Dazi: la sentenza contro Trump e l’attesa per la Corte Suprema

La Corte d’appello federale americana ha inflitto un duro colpo a Donald Trump dichiarando in gran parte illegali i dazi imposti durante la sua presidenza. Secondo i giudici, il ricorso all’IEEPA – la legge che consente al presidente di agire in caso di “emergenza nazionale” – non giustifica l’uso di tariffe generalizzate sul commercio internazionale. È un passaggio storico, perché tocca direttamente il delicato equilibrio dei poteri negli Stati Uniti e rimette in discussione una delle bandiere più controverse della politica economica di Trump.

La partita si sposta alla Corte Suprema

Meglio chiarirlo, la sentenza non significa però la fine dei dazi. Questi, infatti, resteranno in vigore fino a metà ottobre, dando tempo alla Casa Bianca di ricorrere alla Corte Suprema. Ed è proprio lì che si giocherà la partita decisiva: la speranza di Trump e del suo entourage è che i giudici supremi ribaltino la decisione, riaffermando l’ampiezza dei poteri presidenziali. Un’ipotesi non del tutto improbabile, visto che in passato la Corte non ha esitato a rafforzare le prerogative dell’esecutivo in materia di sicurezza e commercio.

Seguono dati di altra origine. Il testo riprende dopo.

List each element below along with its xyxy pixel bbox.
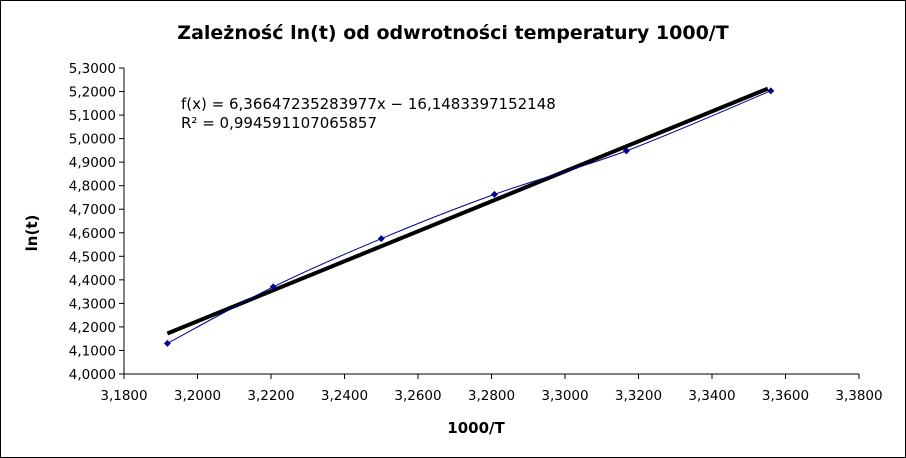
data-point-marker [767,87,775,95]
x-tick-label: 3,2600 [394,388,441,404]
x-tick-label: 3,3600 [762,388,809,404]
y-tick-label: 4,2000 [69,320,116,336]
y-tick-label: 5,0000 [69,132,116,148]
data-point-marker [622,147,630,155]
x-tick-label: 3,1800 [100,388,147,404]
series-line [167,90,771,344]
x-tick-label: 3,3200 [615,388,662,404]
x-tick-label: 3,3000 [541,388,588,404]
plot-area: 4,0000 4,1000 4,2000 4,3000 4,4000 4,5000 4,60… [69,61,883,404]
data-point-marker [377,235,385,243]
data-point-marker [163,339,171,347]
data-point-marker [269,283,277,291]
y-tick-label: 4,8000 [69,179,116,195]
x-axis-title: 1000/T [447,419,505,437]
x-tick-label: 3,2000 [174,388,221,404]
y-tick-label: 5,1000 [69,108,116,124]
y-tick-label: 5,2000 [69,85,116,101]
r-squared-label: R² = 0,994591107065857 [181,114,377,132]
y-tick-label: 4,4000 [69,273,116,289]
y-tick-label: 5,3000 [69,61,116,77]
y-tick-label: 4,1000 [69,343,116,359]
x-tick-label: 3,2800 [468,388,515,404]
y-axis-title: ln(t) [23,215,41,252]
x-tick-label: 3,3400 [688,388,735,404]
chart-title: Zależność ln(t) od odwrotności temperatu… [177,22,728,44]
trendline [166,86,769,336]
x-tick-label: 3,2200 [247,388,294,404]
y-tick-label: 4,6000 [69,226,116,242]
y-tick-label: 4,0000 [69,367,116,383]
y-tick-label: 4,7000 [69,202,116,218]
y-tick-label: 4,9000 [69,155,116,171]
trendline-equation: f(x) = 6,36647235283977x − 16,1483397152… [181,95,556,113]
y-tick-label: 4,5000 [69,249,116,265]
y-tick-label: 4,3000 [69,296,116,312]
data-point-marker [490,190,498,198]
x-tick-label: 3,2400 [321,388,368,404]
x-tick-label: 3,3800 [835,388,882,404]
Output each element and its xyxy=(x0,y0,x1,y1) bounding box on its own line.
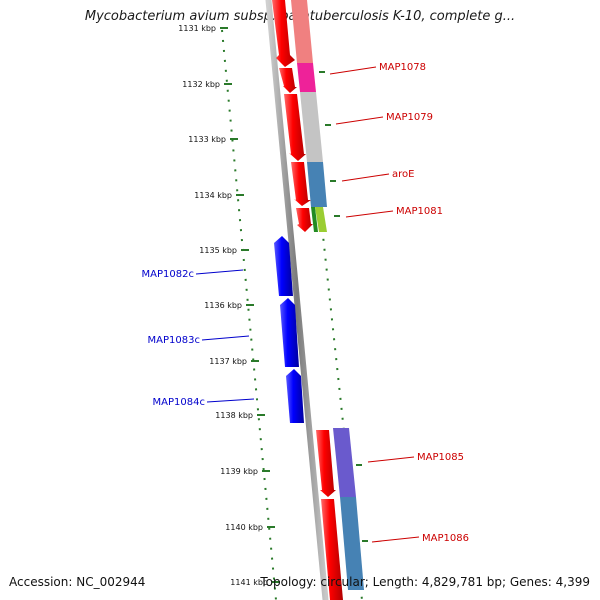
reverse-gene-labels: MAP1082c MAP1083c MAP1084c xyxy=(142,269,255,408)
inner-dotted-track xyxy=(221,29,277,600)
tick-label: 1137 kbp xyxy=(209,357,247,366)
tick-label: 1135 kbp xyxy=(199,246,237,255)
label-leader-line xyxy=(201,335,250,341)
tick-label: 1139 kbp xyxy=(220,467,258,476)
gene-label-MAP1083c[interactable]: MAP1083c xyxy=(148,335,200,346)
gene-label-MAP1078[interactable]: MAP1078 xyxy=(379,62,426,73)
gene-label-MAP1081[interactable]: MAP1081 xyxy=(396,206,443,217)
gene-arrow-MAP1085 xyxy=(316,430,336,497)
gene-arrow-MAP1086 xyxy=(321,499,343,600)
label-leader-line xyxy=(345,210,394,218)
label-leader-line xyxy=(206,398,255,403)
cog-bars-forward xyxy=(291,0,364,590)
gene-arrow-MAP1077 xyxy=(272,0,295,67)
tick-label: 1141 kbp xyxy=(230,578,268,587)
backbone-line xyxy=(265,0,329,600)
gene-label-MAP1085[interactable]: MAP1085 xyxy=(417,452,464,463)
gene-label-MAP1086[interactable]: MAP1086 xyxy=(422,533,469,544)
topology-text: Topology: circular; Length: 4,829,781 bp… xyxy=(260,575,590,589)
gene-arrow-MAP1078 xyxy=(279,68,297,93)
tick-label: 1132 kbp xyxy=(182,80,220,89)
gene-label-MAP1082c[interactable]: MAP1082c xyxy=(142,269,194,280)
gene-arrow-MAP1081 xyxy=(296,208,313,232)
gene-arrow-aroE xyxy=(291,162,311,206)
label-leader-line xyxy=(195,269,244,275)
gene-arrow-MAP1079 xyxy=(284,94,306,161)
forward-gene-labels: MAP1078 MAP1079 aroE MAP1081 MAP1085 MAP1086 xyxy=(329,62,469,544)
gene-label-MAP1079[interactable]: MAP1079 xyxy=(386,112,433,123)
gene-arrow-MAP1083c xyxy=(280,298,299,367)
accession-text: Accession: NC_002944 xyxy=(9,575,146,589)
tick-label: 1131 kbp xyxy=(178,24,216,33)
tick-label: 1138 kbp xyxy=(215,411,253,420)
tick-label: 1134 kbp xyxy=(194,191,232,200)
gene-label-aroE[interactable]: aroE xyxy=(392,169,414,180)
label-leader-line xyxy=(341,173,390,182)
tick-label: 1136 kbp xyxy=(204,301,242,310)
gene-arrow-MAP1082c xyxy=(274,236,293,296)
label-leader-line xyxy=(367,456,415,463)
tick-label: 1133 kbp xyxy=(188,135,226,144)
gene-label-MAP1084c[interactable]: MAP1084c xyxy=(153,397,205,408)
position-ticks: 1131 kbp 1132 kbp 1133 kbp 1134 kbp 1135 kbp… xyxy=(178,24,368,587)
tick-label: 1140 kbp xyxy=(225,523,263,532)
reverse-gene-arrows[interactable] xyxy=(274,236,304,423)
label-leader-line xyxy=(371,536,420,543)
label-leader-line xyxy=(329,66,377,75)
forward-gene-arrows[interactable] xyxy=(272,0,343,600)
gene-arrow-MAP1084c xyxy=(286,369,304,423)
label-leader-line xyxy=(335,116,384,125)
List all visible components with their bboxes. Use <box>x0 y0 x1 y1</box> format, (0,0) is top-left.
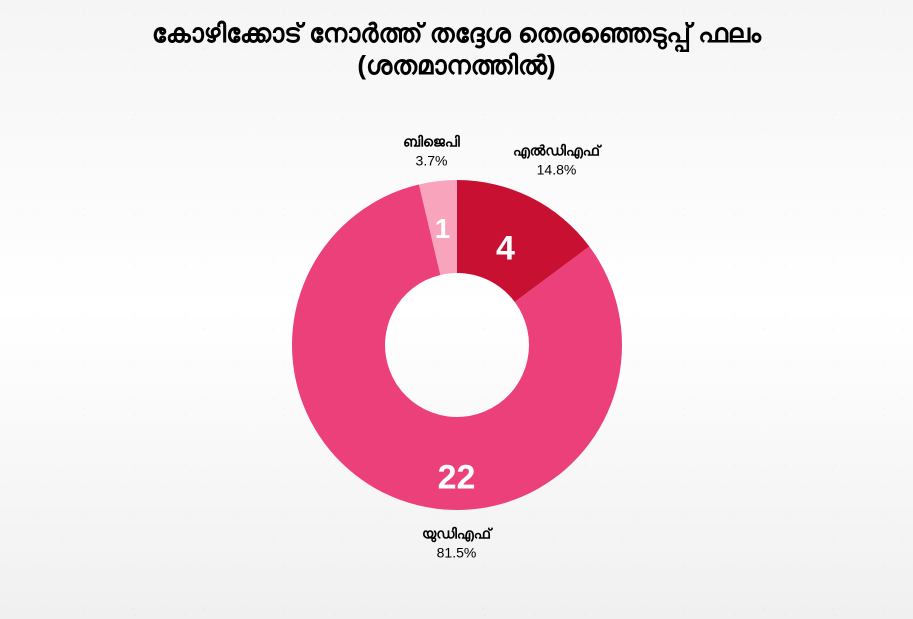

Per le imprese italiane, la situazione si traduce in un’incertezza continua. Da una parte la prospettiva di vedere annullati dazi costosi e ingiustificati, dall’altra il rischio che tutto torni come prima, o addirittura che vengano esplorate nuove vie legislative per reintrodurre barriere tariffarie. In mezzo ci sono i mercati internazionali, che guardano con preoccupazione a questa guerra di norme e interpretazioni.

Un sistema legale diverso

Al di là dei risvolti economici, la vicenda ci offre uno spaccato interessante sulla diversità dei sistemi giuridici. In Italia non esistono strumenti come l’IEEPA, che permettono al presidente di invocare emergenze per modificare in profondità le regole commerciali. Negli Stati Uniti invece la flessibilità normativa è maggiore, ma si scontra con la forza delle corti, che possono bloccare o ridimensionare l’azione dell’esecutivo. È un gioco di pesi e contrappesi che oggi riguarda i dazi, ma che domani potrebbe toccare altri ambiti centrali della politica americana.

La sentenza della Corte d’appello non è la parola fine. È solo l’inizio di un braccio di ferro che si sposterà davanti alla Corte Suprema, e che avrà conseguenze concrete non solo per l’economia americana, ma anche per le aziende europee e italiane che con gli Stati Uniti intrattengono rapporti quotidiani. Ancora una volta, il destino del commercio globale passa per le aule dei tribunali americani.